The latest version of ITIL emphasizes knowing how an organization will service a system before it's built. But to get the full benefits of these best IT practices takes a lot of training.

By Malcolm Wheatley
Fri, December 21, 2007

CIO — In its latest incarnation, ITIL is raising vexing questions for IT professionals contemplating adopting it within their companies. The problem? A lack of clarity as to the cost and extent of ITIL training and certification.

Implementing ITIL used to be more straightforward. When Jonathan Chapman joined London, U.K.-headquartered global packaging giant Rexam in November 2006 as group service delivery and operations manager, for example, a key objective that had been set for him was to shape the business's approach to IT service management around ITIL concepts.

"There wasn't a formal service culture within the company's IT operations organization," he recalls. "The advantage of ITIL was that it would force us to more formally interact with the business from a service point of view. Like many IT organizations, we were good at talking to users when creating a new system—but not so good at following up from a service perspective."

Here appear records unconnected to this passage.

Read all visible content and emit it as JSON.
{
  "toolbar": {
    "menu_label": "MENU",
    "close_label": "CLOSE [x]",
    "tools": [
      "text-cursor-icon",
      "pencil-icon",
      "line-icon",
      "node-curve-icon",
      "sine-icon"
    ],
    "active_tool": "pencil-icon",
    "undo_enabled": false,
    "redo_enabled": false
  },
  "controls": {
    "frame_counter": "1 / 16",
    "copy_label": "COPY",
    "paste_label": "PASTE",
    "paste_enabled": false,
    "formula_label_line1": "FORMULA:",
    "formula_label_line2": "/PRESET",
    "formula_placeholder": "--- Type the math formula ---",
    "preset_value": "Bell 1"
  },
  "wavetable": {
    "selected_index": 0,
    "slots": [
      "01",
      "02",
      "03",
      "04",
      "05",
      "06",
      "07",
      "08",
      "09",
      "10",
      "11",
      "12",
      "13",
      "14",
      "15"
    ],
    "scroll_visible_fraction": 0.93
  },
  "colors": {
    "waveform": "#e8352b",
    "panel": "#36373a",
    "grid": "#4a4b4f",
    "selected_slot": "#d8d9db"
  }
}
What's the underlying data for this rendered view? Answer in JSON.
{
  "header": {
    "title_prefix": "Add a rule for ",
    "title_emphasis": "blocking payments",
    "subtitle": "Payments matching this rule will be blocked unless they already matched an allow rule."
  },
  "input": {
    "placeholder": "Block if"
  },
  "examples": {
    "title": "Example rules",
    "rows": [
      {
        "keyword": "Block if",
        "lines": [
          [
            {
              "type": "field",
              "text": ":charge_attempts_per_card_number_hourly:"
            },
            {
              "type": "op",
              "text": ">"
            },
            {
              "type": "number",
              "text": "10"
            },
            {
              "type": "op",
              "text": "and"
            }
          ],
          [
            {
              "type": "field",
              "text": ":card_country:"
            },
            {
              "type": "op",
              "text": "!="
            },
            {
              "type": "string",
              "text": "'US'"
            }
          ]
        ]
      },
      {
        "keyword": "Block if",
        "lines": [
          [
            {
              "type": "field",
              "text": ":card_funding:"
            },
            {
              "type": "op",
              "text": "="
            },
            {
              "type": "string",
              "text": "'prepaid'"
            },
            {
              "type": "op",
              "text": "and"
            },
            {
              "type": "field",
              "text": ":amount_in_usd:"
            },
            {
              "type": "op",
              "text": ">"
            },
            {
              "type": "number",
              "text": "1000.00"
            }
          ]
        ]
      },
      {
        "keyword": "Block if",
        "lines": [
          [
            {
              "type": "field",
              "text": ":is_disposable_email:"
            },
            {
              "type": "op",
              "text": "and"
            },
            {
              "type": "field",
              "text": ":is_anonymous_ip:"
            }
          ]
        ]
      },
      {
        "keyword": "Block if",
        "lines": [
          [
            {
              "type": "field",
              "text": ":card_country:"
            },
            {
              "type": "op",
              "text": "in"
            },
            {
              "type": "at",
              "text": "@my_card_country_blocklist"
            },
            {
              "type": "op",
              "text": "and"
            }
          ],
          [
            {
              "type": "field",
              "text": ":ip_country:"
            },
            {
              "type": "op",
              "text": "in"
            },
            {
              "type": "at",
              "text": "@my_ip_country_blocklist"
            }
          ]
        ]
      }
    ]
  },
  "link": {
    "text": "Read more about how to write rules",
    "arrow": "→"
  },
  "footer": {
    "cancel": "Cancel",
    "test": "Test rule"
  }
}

Clearly, training in ITIL concepts was required. Already certified to ITIL's "foundation" level when he joined Rexam, Chapman discovered that although a few members of the IT team had also received some ITIL training, the knowledge within the team was fractured and predominantly U.K.-based. Nevertheless, it was the starting point from which he could build to get the benefits of ITIL to the company's 22,000 employees. Little over a year later, Chapman can declare mission accomplished. There's still work to do, but a sea change in service delivery has taken place.

The Origins of ITIL Version 3

That rapid adoption timescale may be a thing of the past. Now over twenty years old, the Information Technology Infrastructure Library—to give ITIL its full name—is a set of best practice concepts and techniques for addressing the effective management of IT infrastructure, service delivery and service support.

Originally developed in the U.K. in the mid-1980s, drawing on work done in the 1970s by IBM and others and published by the U.K. government's Office of Government Commerce, ITIL has been widely adopted around the world; exact numbers are unclear since all one has to do is purchase the books and adopt whatever practices one wishes. Inside the U.K.'s public sector—and for private sector companies operating government systems on an outsourced basis—ITIL volumes are like the Bible's chapters and verse for managing IT.